I have never celebrated Father’s Day and to this day have not had occasion to, for this is my first Father’s Day. I moved to the US in 1987 and did not celebrate in it India; my father passed away in 1979. I’ve received a couple of Facebook messages, some in-person congratulations and thankfully, no gifts or cards. I’m happy enough to be a father, but I don’t particularly feel like I need a day dedicated to myself. Or to members of my ‘class.’
This expression of gratitude for the non-observation today of Father’s Day by my family–my wife and my six-month old daughter–stems from my dislike of ‘Hallmark holidays’ (like Valentine’s Day, which is a particularly egregious member of that group). A Hallmark holiday is one that–whatever its origins–is the occasion for an unbridled display of commercialism: the gift buying, the cards, the orgies of spending, and the associated tension and guilt. It serves only to remind me of just how controlled and directed our society and culture are by corporate imperatives.
Father’s Day’s origins are steeped deep in this commercialism, this department-store culture:
Father’s Day was founded in Spokane, Washington at the YMCA in 1910 by Sonora Smart Dodd, who was born in Arkansas….It did not have much success initially. In the 1920s, Dodd stopped promoting the celebration because she was studying in the Art Institute of Chicago, and it faded into relative obscurity, even in Spokane. In the 1930s Dodd returned to Spokane and started promoting the celebration again, raising awareness at a national level. She had the help of those trade groups that would benefit most from the holiday, for example the manufacturers of ties, tobacco pipes, and any traditional present to fathers. Since 1938 she had the help of the Father’s Day Council, founded by the New York Associated Men’s Wear Retailers to consolidate and systematize the commercial promotion. Americans resisted the holiday during a few decades, perceiving it as just an attempt by merchants to replicate the commercial success of Mother’s Day, and newspapers frequently featured cynical and sarcastic attacks and jokes. But the trade groups did not give up: they kept promoting it and even incorporated the jokes into their adverts, and they eventually succeeded. By the mid 1980s the Father’s Council wrote that “(…) [Father’s Day] has become a ‘Second Christmas’ for all the men’s gift-oriented industries.” [article citations removed]

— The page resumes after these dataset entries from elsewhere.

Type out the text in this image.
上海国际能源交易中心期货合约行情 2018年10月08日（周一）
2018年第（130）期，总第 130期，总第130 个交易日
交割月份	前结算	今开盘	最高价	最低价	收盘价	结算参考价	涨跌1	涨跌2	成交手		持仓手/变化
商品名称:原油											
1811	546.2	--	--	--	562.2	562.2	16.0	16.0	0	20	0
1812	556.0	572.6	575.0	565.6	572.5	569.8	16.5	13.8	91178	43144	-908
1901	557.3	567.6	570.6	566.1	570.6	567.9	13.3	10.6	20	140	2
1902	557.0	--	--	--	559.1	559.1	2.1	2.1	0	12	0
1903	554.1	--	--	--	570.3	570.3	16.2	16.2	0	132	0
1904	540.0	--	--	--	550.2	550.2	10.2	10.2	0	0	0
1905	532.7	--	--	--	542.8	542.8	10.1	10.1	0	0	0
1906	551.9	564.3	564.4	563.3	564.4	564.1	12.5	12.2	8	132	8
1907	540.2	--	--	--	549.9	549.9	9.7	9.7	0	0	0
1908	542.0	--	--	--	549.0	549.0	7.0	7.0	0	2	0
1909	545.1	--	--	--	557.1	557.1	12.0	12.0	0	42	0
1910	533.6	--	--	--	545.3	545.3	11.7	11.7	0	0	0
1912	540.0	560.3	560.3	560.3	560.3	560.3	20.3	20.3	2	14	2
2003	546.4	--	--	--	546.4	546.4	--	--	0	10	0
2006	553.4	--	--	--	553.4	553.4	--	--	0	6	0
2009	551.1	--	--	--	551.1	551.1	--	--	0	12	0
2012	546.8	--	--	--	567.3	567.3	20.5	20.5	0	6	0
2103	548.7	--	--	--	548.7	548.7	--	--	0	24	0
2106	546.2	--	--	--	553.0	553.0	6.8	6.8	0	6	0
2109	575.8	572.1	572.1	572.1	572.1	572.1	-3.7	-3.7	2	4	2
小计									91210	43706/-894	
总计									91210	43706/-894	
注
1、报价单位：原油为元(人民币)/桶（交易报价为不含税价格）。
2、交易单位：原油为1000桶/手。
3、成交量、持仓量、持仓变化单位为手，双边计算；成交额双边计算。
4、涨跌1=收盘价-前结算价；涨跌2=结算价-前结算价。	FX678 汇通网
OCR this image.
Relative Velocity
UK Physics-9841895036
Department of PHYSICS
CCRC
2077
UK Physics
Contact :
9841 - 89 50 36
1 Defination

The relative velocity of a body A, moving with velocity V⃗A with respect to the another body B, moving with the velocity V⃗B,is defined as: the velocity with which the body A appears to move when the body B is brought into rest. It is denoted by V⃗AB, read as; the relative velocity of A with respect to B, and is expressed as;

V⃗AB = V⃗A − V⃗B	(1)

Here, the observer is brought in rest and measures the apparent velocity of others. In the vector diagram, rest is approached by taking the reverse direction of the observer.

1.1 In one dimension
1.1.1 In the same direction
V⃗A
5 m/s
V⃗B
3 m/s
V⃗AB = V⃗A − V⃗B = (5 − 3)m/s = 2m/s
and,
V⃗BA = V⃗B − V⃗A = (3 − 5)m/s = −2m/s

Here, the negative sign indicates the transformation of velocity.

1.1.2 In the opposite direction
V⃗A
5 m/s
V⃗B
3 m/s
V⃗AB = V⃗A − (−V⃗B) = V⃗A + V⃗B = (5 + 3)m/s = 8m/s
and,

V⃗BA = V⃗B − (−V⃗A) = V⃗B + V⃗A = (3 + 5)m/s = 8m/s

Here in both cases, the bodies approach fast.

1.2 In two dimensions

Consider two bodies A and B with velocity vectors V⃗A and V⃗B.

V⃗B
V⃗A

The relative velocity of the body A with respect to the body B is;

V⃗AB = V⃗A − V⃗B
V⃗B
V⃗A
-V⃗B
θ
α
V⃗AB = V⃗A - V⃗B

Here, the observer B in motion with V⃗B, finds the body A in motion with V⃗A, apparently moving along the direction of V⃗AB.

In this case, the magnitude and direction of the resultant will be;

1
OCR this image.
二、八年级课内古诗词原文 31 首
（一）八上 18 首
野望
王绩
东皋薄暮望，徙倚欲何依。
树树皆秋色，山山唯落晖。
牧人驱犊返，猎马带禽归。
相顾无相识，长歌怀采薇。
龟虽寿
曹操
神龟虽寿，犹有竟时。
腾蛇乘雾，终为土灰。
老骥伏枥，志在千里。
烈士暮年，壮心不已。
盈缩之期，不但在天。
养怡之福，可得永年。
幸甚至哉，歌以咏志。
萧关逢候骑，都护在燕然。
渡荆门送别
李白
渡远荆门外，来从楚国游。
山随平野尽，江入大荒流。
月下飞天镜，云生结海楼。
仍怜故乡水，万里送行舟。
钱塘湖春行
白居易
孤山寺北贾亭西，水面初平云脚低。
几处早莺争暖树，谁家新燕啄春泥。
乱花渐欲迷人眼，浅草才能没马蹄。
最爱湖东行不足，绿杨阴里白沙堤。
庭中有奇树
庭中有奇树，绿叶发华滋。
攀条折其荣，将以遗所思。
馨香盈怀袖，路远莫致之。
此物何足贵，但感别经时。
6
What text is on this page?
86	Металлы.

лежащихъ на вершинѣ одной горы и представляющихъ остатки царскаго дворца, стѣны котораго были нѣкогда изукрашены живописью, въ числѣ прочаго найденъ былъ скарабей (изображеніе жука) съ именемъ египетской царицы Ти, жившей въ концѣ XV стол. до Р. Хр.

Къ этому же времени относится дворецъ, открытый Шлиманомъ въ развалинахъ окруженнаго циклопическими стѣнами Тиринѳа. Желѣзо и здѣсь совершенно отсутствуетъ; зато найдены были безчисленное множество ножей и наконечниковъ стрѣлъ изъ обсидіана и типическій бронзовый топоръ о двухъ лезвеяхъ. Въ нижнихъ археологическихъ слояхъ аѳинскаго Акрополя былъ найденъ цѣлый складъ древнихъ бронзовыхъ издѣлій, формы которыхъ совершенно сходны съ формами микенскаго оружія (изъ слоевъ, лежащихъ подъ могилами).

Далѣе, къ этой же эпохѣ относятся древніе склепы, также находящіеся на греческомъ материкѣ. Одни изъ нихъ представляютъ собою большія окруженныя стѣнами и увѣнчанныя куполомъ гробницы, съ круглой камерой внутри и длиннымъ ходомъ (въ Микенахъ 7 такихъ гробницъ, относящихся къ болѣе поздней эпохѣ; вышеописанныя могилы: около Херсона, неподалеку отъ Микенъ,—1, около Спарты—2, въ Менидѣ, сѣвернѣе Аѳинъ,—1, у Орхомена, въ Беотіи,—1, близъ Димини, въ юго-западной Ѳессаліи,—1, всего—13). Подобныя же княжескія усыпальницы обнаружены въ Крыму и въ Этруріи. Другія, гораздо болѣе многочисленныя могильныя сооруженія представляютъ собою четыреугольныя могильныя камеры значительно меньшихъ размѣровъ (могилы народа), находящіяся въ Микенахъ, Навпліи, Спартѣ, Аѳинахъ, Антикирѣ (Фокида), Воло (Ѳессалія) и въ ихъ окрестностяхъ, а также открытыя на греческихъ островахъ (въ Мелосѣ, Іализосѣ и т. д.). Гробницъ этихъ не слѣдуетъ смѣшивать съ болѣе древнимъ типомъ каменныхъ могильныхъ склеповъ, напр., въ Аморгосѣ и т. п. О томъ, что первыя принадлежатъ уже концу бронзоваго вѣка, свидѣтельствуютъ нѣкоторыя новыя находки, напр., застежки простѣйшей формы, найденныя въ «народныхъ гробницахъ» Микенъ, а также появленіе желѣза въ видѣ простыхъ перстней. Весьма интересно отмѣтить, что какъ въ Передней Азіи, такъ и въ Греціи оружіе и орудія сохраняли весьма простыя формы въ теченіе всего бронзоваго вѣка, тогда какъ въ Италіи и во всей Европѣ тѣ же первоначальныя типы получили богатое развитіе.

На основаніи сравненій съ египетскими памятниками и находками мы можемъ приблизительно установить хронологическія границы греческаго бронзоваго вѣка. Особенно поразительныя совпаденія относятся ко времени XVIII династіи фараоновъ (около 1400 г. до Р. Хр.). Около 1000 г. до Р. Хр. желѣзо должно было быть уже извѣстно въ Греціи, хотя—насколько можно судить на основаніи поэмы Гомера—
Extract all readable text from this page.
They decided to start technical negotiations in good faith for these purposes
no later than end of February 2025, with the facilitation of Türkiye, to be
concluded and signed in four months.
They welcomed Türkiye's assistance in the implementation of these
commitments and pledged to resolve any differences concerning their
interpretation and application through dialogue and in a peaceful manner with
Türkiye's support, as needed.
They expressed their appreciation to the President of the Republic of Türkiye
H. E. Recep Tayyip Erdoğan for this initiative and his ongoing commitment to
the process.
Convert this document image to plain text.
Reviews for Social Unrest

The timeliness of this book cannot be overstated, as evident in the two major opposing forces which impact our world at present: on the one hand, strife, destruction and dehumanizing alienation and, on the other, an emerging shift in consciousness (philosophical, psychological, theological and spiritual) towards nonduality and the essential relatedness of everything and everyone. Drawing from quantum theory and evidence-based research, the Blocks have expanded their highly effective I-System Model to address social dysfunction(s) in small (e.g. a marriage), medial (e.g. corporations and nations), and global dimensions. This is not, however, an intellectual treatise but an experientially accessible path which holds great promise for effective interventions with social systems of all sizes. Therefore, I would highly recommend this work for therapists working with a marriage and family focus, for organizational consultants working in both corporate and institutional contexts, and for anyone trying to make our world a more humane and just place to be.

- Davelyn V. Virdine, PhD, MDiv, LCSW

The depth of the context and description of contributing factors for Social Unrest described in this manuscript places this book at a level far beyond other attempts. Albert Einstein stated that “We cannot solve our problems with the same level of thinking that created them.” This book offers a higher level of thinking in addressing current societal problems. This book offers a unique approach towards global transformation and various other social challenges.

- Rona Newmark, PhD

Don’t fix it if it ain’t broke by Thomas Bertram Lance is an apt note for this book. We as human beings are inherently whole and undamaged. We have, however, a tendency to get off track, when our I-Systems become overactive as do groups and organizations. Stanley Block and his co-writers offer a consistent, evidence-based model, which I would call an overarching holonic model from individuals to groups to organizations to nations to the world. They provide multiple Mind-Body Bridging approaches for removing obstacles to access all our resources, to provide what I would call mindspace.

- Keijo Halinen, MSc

As my daughter grows older, I will suggest to her she pay attention to these historical details and not bother herself with commemorating Father’s Day. She will certainly not need to feel any guilt if she doesn’t buy me gifts or forgets to call me. I’ll be happy enough if on the remaining 364–and sometimes 365–days of the year, she internalizes a reasonable fraction of the lessons I will strive to impart to her.
Note: Readers of this blog might have noticed that on Mother’s Day, I wrote a short remembrance of my mother. Why didn’t I write one for my father today? The short answer to that is that I’ve written some already–almost whenever I reference military aviation history for instance–and that one of my central, ongoing writing projects, the history of the Indian Air Force in its two major wars since independence, the 1965 and 1971 wars, is directly and indirectly, influenced by his presence in my life. In this picture, Father’s Day doesn’t stand out.
2 thoughts on “Father’s Day is Almost Over, Hurrah”
I’ve survived 16 father’s days without a gift, to my recollection, except for the occasional school project craft, which is just fine with me. Yesterday, I bought steak, grilled steak, ate steak … and then somehow got stuck with the dishes. I’ll have to ask my wife how she pulled off that Jedi trick.
Dishes? Wow. Yes, please do find out how that happened. I was treated to two cups of excellent tea, and later, a pork chop. Quite nice.